People throughout the world are bringing issues of climate change to light by partaking in an hour of darkness.
This Saturday, NAU students and Flagstaff residents will flip the switch and join hundreds of thousands of people to celebrate Earth Hour—an event held annually encouraging individuals, communities and businesses to turn off non-essential electric lights for one hour—from 8:30-9:30 p.m. March 30.
The worldwide movement, organized by the World Wide Fund for Nature (WWF), started in Sydney, Australia in 2007, in hopes of engaging citizens on the issue of climate change. Since then, it has grown to include more than 7,000 cities and towns across 187 countries and territories to raise awareness for energy consumption and its effects on the environment.
“This is a very important worldwide event because it helps spread mass awareness about the importance of mitigating climate change through the reduction of energy consumption, and allows people to feel connected to a movement larger than their individual actions,” said Abigail Harman, conservation manager in the Office of Sustainability. “It sheds light on the impact of people’s consumption and encourages them to take a step back, enjoy the beauty of nature and rethink how they consume.”
With the intention of encouraging individuals, businesses and governments around the world to take accountability for their ecological footprint, participation in Earth Hour symbolizes a commitment to change beyond the hour. According to Harman, it’s important to be thinking about energy consumption year-round.
[block-quote align=”center”]Participating in Earth Hour is a great step in the right direction. But after the hour is over, that doesn’t mean you should stop being mindful of energy use.[/block-quote]
To keep the conversation going and help mitigate some of the negative effects humans have on the planet, Northern Arizona University has an array of programs that demonstrate the university’s commitment to being environmentally conscious—the Energy Mentor program is one of them.
“We teach faculty and staff about the three pillars of sustainability—environmental, social and economic—and the importance of using them as a framework or lens when looking at consumption; the principles of energy and waste reduction including Flip the Switch, Reduce the Juice and Axe the Trash; and how they can become involved in the broad culture of sustainability of NAU’s campus.”
Other programs and departments at NAU that promote conservation include: the Office of Sustainability and its conservation programs, which educate students, faculty and staff about climate change, sustainability, energy conservation and more; the Green Fund, which implements student sustainability projects using the money generated from the Green Fee; the Environmental Caucus, which actively works on engaging all members of NAU’s campus through various action teams that work toward making NAU carbon neutral; and more.
“Since partaking in the Energy Mentor program, I’ve become a lot more aware of how I use energy,” said Carly Banks, media relations officer. “Now, I turn off my power strips when devices aren’t in use and make a point of turning off the lights every time I leave a room. I look forward to celebrating Earth Hour with people throughout the world by lighting some candles, unplugging (literally and physically) and enjoying our dark sky.”
ASNAU is hosting an Earth Hour celebration from 8-10 p.m. March 30 in the Central Quad, where students will enjoy fire dancers, long exposure photography and other electricity-free activities.
Common myths surrounding energy consumption
Myth: Turning off appliances means they aren’t using energy.
Truth: Vampire energy, the electric power consumed by many consumer electronic devices when they are switched off but still plugged in, uses up a significant amount of energy.

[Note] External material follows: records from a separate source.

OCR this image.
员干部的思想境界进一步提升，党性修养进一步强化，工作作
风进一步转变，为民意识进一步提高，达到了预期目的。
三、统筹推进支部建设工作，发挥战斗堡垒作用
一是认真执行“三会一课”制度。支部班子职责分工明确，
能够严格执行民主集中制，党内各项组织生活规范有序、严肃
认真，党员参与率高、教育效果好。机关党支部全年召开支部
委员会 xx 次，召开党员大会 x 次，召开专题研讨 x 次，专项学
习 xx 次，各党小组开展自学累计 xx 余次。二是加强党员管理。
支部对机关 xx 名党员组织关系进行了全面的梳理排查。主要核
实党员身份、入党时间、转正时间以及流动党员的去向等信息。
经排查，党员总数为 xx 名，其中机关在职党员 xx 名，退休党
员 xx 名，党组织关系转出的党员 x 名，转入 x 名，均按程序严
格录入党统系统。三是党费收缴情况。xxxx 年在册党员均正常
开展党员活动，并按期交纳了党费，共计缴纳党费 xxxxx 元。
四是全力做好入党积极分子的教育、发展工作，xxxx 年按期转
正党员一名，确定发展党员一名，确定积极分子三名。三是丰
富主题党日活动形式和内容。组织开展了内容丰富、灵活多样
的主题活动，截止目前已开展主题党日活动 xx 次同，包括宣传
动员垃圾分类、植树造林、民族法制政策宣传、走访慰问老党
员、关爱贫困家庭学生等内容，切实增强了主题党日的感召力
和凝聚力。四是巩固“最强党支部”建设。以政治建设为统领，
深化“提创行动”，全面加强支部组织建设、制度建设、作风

Fix: Plug your devices into a power strip and turn it off when they’re not in use. This will not only prevent energy from being wasted, but will also save you money.
Myth: More energy is wasted if you switch a light on and off than if you just leave the light on.
Truth: Even if you leave a room for five minutes, more energy is wasted during those five minutes of the light being on than the small fraction of energy it takes to turn the light back on.
Fix: Turn lights off whenever you leave a room, no matter how soon you plan to return.
Myth: Space heaters are a sustainable way to keep my space warm in the winter.
Truth: Space heaters use a significant amount of energy to power and are one of the worst offenders when it comes to vampire energy.
Fix: Dress in layers or use a blanket—heat your body rather than your space. Even upgrading to a heated blanket saves a significant amount of energy.